Peters was famous only for being the child of Josef Stalin. She wrote two memoirs, Twenty Letters to a Friend and Only One Year, which became international bestsellers.

Josef Stalin is infamous for the millions of people murdered under his rule, but he was also known to have been a loving father to Peters when she was a child, calling her his “little sparrow.” This all changed as she grew older and Stalin became occupied with the war with Germany.

In her memoirs, she describes parts of her dark past, including her mother’s decision to commit suicide when Peters was only six and her father’s command of sending her first love to Siberia for 10 years.

She had already been married twice before defecting to the U.S. in 1967. There she married an American, William Peters, and had a daughter named Olga, although this marriage also ended in divorce.

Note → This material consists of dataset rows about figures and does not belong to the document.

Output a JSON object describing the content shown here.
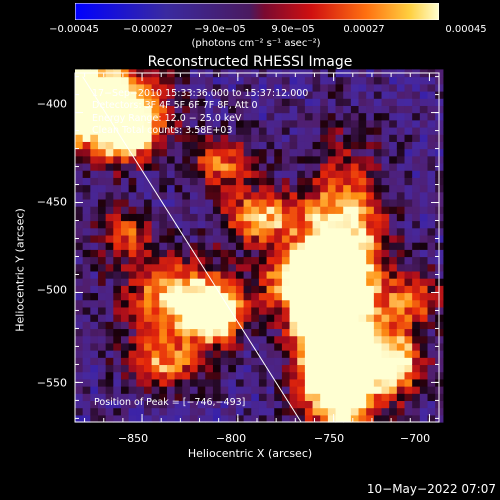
{
  "chart_data": {
    "type": "heatmap",
    "title": "Reconstructed RHESSI Image",
    "xlabel": "Heliocentric X (arcsec)",
    "ylabel": "Heliocentric Y (arcsec)",
    "xlim": [
      -885,
      -695
    ],
    "ylim": [
      -572,
      -378
    ],
    "x_ticks": [
      -850,
      -800,
      -750,
      -700
    ],
    "y_ticks": [
      -400,
      -450,
      -500,
      -550
    ],
    "x_tick_labels": [
      "−850",
      "−800",
      "−750",
      "−700"
    ],
    "y_tick_labels": [
      "−400",
      "−450",
      "−500",
      "−550"
    ],
    "colorbar": {
      "range": [
        -0.00045,
        0.00045
      ],
      "tick_labels": [
        "−0.00045",
        "−0.00027",
        "−9.0e−05",
        "9.0e−05",
        "0.00027",
        "0.00045"
      ],
      "units": "(photons cm⁻² s⁻¹ asec⁻²)",
      "colors": [
        "#0000ff",
        "#3a1a8c",
        "#5a2a9a",
        "#b0103a",
        "#e83010",
        "#ff9a18",
        "#ffffcc"
      ]
    },
    "annotations": {
      "time_range": "17−Sep−2010 15:33:36.000 to 15:37:12.000",
      "detectors": "Detectors: 3F 4F 5F 6F 7F 8F, Att 0",
      "energy": "Energy Range: 12.0 − 25.0 keV",
      "clean": "Clean     Total counts: 3.58E+03",
      "peak": "Position of Peak = [−746,−493]"
    },
    "peak_position": [
      -746,
      -493
    ],
    "limb_line": {
      "from": [
        -881,
        -380
      ],
      "to": [
        -767,
        -572
      ]
    },
    "grid": false
  },
  "footer": {
    "date": "10−May−2022 07:07"
  }
}
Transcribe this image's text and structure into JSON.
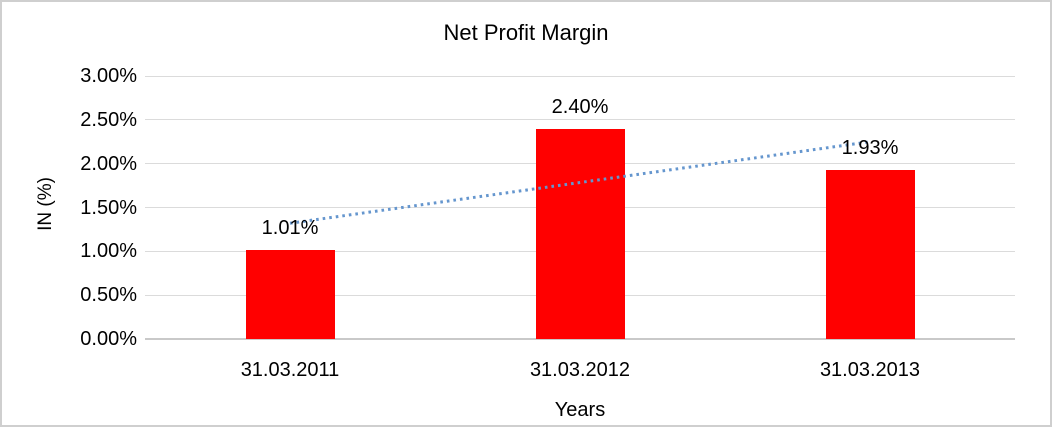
{
  "chart_data": {
    "type": "bar",
    "title": "Net Profit Margin",
    "xlabel": "Years",
    "ylabel": "IN (%)",
    "categories": [
      "31.03.2011",
      "31.03.2012",
      "31.03.2013"
    ],
    "values": [
      1.01,
      2.4,
      1.93
    ],
    "data_labels": [
      "1.01%",
      "2.40%",
      "1.93%"
    ],
    "ylim": [
      0,
      3
    ],
    "yticks": [
      {
        "value": 0,
        "label": "0.00%"
      },
      {
        "value": 0.5,
        "label": "0.50%"
      },
      {
        "value": 1,
        "label": "1.00%"
      },
      {
        "value": 1.5,
        "label": "1.50%"
      },
      {
        "value": 2,
        "label": "2.00%"
      },
      {
        "value": 2.5,
        "label": "2.50%"
      },
      {
        "value": 3,
        "label": "3.00%"
      }
    ],
    "grid": true,
    "legend": "none",
    "bar_color": "#FF0000",
    "gridline_color": "#DBDBDB",
    "axis_line_color": "#C9C9C9",
    "trendline": {
      "type": "linear",
      "style": "dotted",
      "color": "#6596CE",
      "start_value": 1.32,
      "end_value": 2.25
    }
  }
}
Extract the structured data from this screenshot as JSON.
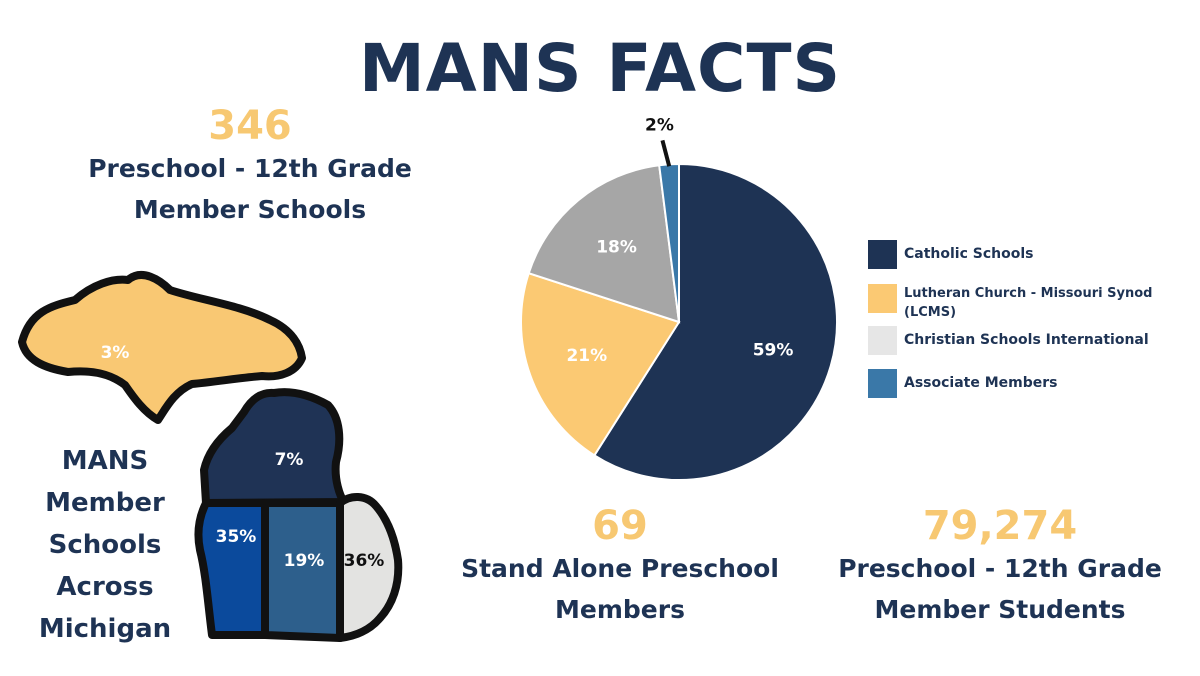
{
  "title": "MANS FACTS",
  "stats": {
    "member_schools": {
      "value": "346",
      "label_line1": "Preschool - 12th Grade",
      "label_line2": "Member Schools"
    },
    "preschool_members": {
      "value": "69",
      "label_line1": "Stand Alone Preschool",
      "label_line2": "Members"
    },
    "member_students": {
      "value": "79,274",
      "label_line1": "Preschool - 12th Grade",
      "label_line2": "Member Students"
    }
  },
  "map": {
    "caption": [
      "MANS",
      "Member",
      "Schools",
      "Across",
      "Michigan"
    ],
    "regions": [
      {
        "name": "upper-peninsula",
        "label": "3%",
        "color": "#f9c873"
      },
      {
        "name": "northern-lower",
        "label": "7%",
        "color": "#1f3355"
      },
      {
        "name": "west-lower",
        "label": "35%",
        "color": "#0b4a9c"
      },
      {
        "name": "central-lower",
        "label": "19%",
        "color": "#2d5f8c"
      },
      {
        "name": "east-lower",
        "label": "36%",
        "color": "#e3e3e1"
      }
    ]
  },
  "chart_data": {
    "type": "pie",
    "title": "",
    "slices": [
      {
        "name": "Catholic Schools",
        "value": 59,
        "label": "59%",
        "color": "#1e3354"
      },
      {
        "name": "Lutheran Church - Missouri Synod (LCMS)",
        "value": 21,
        "label": "21%",
        "color": "#fbc973"
      },
      {
        "name": "Christian Schools International",
        "value": 18,
        "label": "18%",
        "color": "#a6a6a6"
      },
      {
        "name": "Associate Members",
        "value": 2,
        "label": "2%",
        "color": "#3a78a8"
      }
    ],
    "legend": {
      "position": "right",
      "items": [
        {
          "label": "Catholic Schools",
          "color": "#1e3354"
        },
        {
          "label": "Lutheran Church - Missouri Synod (LCMS)",
          "color": "#fbc973"
        },
        {
          "label": "Christian Schools International",
          "color": "#e6e6e6"
        },
        {
          "label": "Associate Members",
          "color": "#3a78a8"
        }
      ]
    }
  }
}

She became a U.S. citizen in 1978 and she ended up moving to the United Kingdom with Olga and then returned to the Soviet Union, where they both were granted citizenship. In 1986, she came back to the U.S., where she lived the remainder of her life.

Peters passed away in a nursing home in Richland Center. Throughout her whole life, whether she was living in India, the U.S. or in the Soviet Union, she was unable to escape the negativity associated with her last name. It was reported she never fully forgave her father for his brutality towards her.

Her son from her first marriage passed away in 2008. Aside from Olga, Peters is also survived her daughter from her second marriage named Yekaterina Zhdanov.